According to Nelson and Brown, the positive outcome Chino Hills obtained in its petition to the California Public Utilities Commission must be replicated in Ontario to avert the manifestation of favoritism along racial lines.
“While the city of Ontario does not attribute any personal animus to the commission or its staff, these concerns are compounded given the racial and economic disparities between the communities,” according to Nelson and Brown. “Based on the 2010 Census, the city of Ontario’s population is 163,924. The median income in the city of Ontario is $54,994, with 16.4% of the population living below the federal poverty line. By contrast, Chino Hills’ population is 74,799. The median income is $97,065, with 6.3% of the population living below the federal poverty line. Moreover, the decision not to underground the lines in the city of Ontario has a discriminatory impact on the Hispanic and African American populations in the city of Ontario. The census tracts affected by the Tehachapi Renewable Enegy Transmission Project in the city of Ontario have a significantly greater proportion of Hispanic and African American residents than do the affected census tracts in Chino Hills. In Chino Hills, where the Tehachapi Renewable Energy Transmission Project will be undergrounded, the affected population is 22.8% Hispanic and 4.6% African American. In contrast, in Ontario, where the Tehachapi Renewable Enegy Transmission Project’s 200 foot towers will be visible from the residents’ backyards, the affected population is 49.5% Hispanic and 14.1% African American. Given the demographic differences between the communities, their disparate treatment is especially concerning. Whether through less access to resources or otherwise, the residents of Ontario were unable to mount the exorbitantly expensive campaign necessary to underground the segment through the city. It is unfair and a denial of equal protection to penalize the city’s residents. As such, basic notions of fundamental fairness mandate undergrounding the portions of [the transmission line] through the city of Ontario.”

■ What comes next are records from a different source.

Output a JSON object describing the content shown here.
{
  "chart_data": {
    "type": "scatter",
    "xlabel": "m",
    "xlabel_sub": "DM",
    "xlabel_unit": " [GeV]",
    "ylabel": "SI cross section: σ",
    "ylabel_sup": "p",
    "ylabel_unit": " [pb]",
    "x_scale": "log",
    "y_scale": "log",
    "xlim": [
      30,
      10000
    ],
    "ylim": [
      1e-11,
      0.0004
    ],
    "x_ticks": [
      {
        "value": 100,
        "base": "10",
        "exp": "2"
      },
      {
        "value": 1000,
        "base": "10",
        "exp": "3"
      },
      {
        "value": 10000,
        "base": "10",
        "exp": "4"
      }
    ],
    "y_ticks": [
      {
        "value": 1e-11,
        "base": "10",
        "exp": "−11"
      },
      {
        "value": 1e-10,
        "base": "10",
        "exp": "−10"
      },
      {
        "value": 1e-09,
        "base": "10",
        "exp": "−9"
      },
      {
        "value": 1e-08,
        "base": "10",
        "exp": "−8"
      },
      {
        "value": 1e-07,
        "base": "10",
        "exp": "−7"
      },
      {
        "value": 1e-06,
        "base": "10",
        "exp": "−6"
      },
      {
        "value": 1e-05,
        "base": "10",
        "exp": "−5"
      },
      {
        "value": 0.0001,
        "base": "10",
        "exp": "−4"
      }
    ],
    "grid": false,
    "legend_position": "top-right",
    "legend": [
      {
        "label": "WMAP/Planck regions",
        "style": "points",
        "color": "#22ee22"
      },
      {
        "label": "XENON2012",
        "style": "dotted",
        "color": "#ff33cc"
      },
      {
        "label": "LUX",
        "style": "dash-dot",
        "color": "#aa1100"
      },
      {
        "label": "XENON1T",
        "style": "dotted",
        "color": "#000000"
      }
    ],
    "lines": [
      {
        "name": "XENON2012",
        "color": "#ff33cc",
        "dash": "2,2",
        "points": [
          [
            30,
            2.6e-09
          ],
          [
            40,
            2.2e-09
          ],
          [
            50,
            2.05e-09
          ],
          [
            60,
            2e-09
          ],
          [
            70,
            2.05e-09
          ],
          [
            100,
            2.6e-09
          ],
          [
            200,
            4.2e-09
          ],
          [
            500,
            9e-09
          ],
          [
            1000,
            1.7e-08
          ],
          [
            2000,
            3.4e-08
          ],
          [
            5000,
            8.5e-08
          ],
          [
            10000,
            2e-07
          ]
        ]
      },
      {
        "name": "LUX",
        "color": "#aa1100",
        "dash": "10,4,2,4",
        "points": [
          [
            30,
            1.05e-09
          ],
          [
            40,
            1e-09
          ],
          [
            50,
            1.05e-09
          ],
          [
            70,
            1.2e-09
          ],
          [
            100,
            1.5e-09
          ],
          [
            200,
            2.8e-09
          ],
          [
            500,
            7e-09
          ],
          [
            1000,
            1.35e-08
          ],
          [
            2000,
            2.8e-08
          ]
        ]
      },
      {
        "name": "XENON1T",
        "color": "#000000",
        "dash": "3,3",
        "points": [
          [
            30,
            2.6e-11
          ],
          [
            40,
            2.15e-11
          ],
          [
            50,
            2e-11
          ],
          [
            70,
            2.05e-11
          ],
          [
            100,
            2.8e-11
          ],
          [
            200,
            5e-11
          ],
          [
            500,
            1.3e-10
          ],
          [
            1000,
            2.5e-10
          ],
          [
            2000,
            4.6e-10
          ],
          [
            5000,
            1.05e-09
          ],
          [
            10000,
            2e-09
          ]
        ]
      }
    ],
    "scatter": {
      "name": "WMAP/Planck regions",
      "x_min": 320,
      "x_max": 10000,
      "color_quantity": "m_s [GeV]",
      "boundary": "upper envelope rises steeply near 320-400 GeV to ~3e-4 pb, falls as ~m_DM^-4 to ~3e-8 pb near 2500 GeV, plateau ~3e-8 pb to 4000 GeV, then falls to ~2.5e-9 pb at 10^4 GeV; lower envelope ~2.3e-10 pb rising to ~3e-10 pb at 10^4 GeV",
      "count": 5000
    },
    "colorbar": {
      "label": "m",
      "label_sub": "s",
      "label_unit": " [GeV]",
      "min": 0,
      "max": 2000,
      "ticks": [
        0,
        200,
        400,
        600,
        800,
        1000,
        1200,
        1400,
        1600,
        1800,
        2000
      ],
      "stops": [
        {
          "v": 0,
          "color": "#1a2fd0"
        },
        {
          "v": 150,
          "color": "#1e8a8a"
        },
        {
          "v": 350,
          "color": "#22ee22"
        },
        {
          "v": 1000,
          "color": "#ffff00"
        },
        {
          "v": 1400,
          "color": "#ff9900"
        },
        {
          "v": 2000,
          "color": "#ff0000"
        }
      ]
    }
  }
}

In response, Gaylor, Whatley and Zagar asserted, “What Ontario fails to disclose is that the commission directly compared the impacts of the project on Chino Hills and Ontario and concluded that the impacts in Chino Hills were not the same as those experienced in Ontario. This conclusion formed the basis of the commission’s decision to order undergrounding only in Chino Hills. The commission also considered the environmental justice arguments Ontario now raises in its petition and specifically rejected those arguments.”